Another common hospital acquired malady is the bed sore. If you are stationary for a long period of time, you may develop these sores, also sometimes referred to as pressure sores. There are many ways to deal with bed sores, but one of the best for a hospital patient is to eat healthy foods. Proteins, especially meats, nuts and peanut butter, are a great way of preventing bed sores. Another good way to help is to drink plenty of water. Water keeps the skin hydrated so that it does not break or chafe. So make sure that you down a few extra glasses each day. (visit: http://www.mayoclinic.org)

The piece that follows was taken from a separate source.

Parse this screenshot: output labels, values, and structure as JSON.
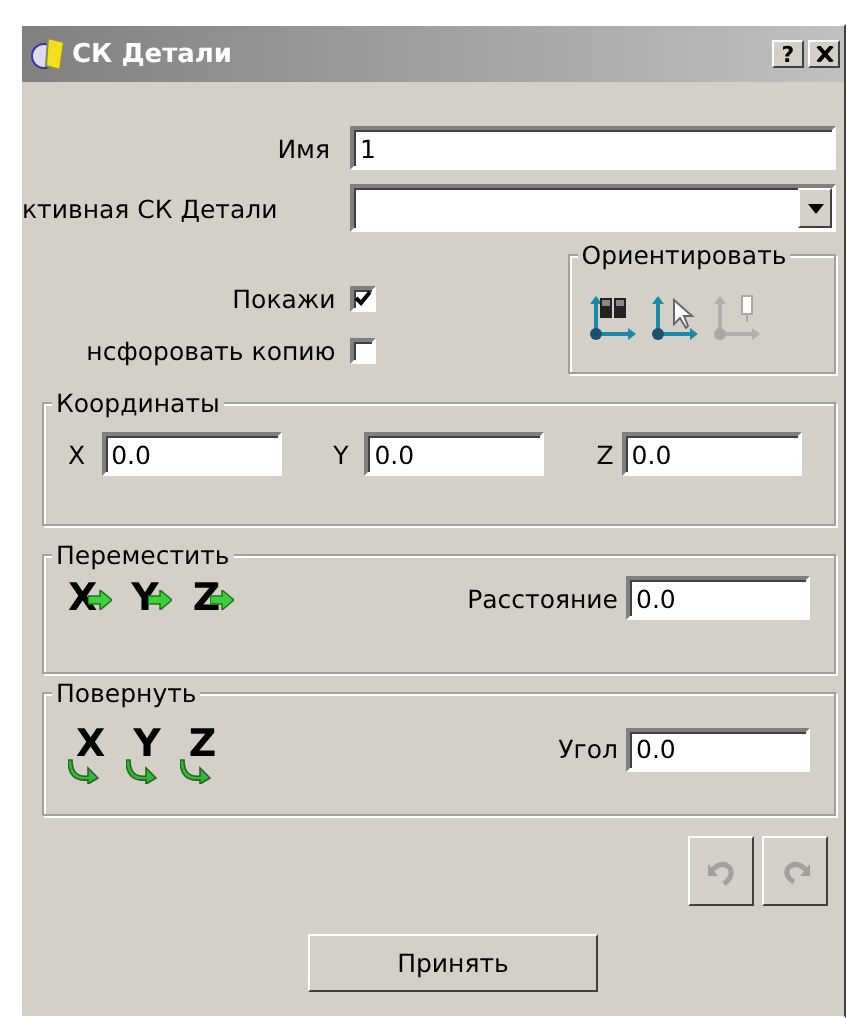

Following surgeries, some patients may develop pneumonia. This is especially true of the elderly and those who have weakened immune systems that can lead germs to attack and take over. There are a couple of ways to prevent this. One of these is to take deep breaths and move around whenever possible. This will help keep your lungs open and prevent an infection from taking hold. Also be sure that visitors use hand sanitizer as they come in and that no one who is obviously sick visits to spread their germs. Finally, propping up your hospital bed at a thirty degree angle can help prevent you from developing pneumonia (view: https://www.nlm.nih.gov).
Other General Tips
Another thing that you want to do before checking into a hospital is to do some research and “vet” the hospital and doctors. Look at a variety of sources such as Leapfrog, Consumer Reports, or Medicare’s Hospital Compare, to find a rating of the hospital. These will provide information about malpractice cases that have been brought and other safety concerns. You should also take notes of everything that is done to you once you are in the hospital. If something does go wrong, you will want to refer to those notes as they may, in some cases, be more accurate than the medical charts the hospital keep.